Yeah, I am talking about safety. Markus, "stays chosen" is a safety property - it states that "nothing bad happens". Liveness properties state that "a good thing happens eventually", and are irrelevant to this discussion.

To quote https://learntla.com/core/temporal-logic.html and https://learntla.com/core/action-properties.html: all invariants are safety properties, but not all safety properties are invariants. In this Consensus example, we can't fully express safety by an invariant - it should be at least an "action property".

> Note, though, that Pavel’s formula is not a legal TLA formula because it is not stuttering-insensitive

The last version I mentioned does tolerate stuttering (it allows "chosen" variable to stay unchanged): chosen \subseteq chosen' /\ Cardinality(chosen') \leq 1. But we can modify it with a box expression, to explicitly express stuttering.

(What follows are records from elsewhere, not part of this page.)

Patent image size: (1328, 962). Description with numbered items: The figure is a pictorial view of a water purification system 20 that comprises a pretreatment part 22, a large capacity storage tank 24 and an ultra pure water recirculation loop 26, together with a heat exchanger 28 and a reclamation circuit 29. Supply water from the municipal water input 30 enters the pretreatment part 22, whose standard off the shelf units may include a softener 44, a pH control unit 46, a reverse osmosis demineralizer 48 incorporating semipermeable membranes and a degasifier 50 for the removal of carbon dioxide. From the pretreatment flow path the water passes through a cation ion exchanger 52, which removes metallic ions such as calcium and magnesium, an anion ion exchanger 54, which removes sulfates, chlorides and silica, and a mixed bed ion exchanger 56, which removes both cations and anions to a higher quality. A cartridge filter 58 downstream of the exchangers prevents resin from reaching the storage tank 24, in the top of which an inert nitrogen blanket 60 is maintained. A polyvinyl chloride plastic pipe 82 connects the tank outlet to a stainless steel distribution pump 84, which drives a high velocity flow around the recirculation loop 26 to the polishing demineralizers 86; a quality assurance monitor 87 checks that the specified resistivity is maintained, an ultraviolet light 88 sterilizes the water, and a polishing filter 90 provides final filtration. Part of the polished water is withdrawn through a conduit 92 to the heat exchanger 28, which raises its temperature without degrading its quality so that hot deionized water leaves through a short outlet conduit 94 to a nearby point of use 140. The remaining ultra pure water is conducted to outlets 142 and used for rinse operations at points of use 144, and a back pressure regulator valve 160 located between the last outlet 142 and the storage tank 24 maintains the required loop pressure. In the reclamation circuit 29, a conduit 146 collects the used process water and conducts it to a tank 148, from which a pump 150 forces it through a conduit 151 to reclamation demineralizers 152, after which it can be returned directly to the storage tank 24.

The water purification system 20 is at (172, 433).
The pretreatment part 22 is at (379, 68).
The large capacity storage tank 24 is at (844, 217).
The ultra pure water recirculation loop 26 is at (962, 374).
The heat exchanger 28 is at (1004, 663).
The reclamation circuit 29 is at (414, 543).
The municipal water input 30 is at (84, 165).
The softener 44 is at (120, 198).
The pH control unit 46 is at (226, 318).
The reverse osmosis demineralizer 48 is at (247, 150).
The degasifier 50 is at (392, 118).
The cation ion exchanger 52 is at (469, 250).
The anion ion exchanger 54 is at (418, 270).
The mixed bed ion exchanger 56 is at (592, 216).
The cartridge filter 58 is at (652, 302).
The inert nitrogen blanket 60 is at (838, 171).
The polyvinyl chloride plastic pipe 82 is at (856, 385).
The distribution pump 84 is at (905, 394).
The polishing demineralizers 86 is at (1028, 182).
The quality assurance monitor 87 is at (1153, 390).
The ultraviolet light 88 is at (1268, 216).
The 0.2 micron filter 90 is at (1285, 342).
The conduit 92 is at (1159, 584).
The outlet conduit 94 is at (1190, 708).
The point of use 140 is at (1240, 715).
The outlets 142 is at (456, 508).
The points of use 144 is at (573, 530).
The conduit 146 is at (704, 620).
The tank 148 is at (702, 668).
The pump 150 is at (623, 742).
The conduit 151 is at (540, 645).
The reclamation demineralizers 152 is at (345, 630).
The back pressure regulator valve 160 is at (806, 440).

I think the THEOREM should be proving this action property holds, i.e. something like: THEOREM Invariance == Spec => [][chosen \subseteq chosen' /\ Cardinality(chosen') \leq 1]_chosen

Maybe there is a simpler way to express this. This property might seem somewhat a tautology with what Init/Next describes, but there is a difference: Next draws a value from the Value set, so it's described more like an "algorithm". Whereas the property that I'm describing here does not depend on the Value set, and hence is more general.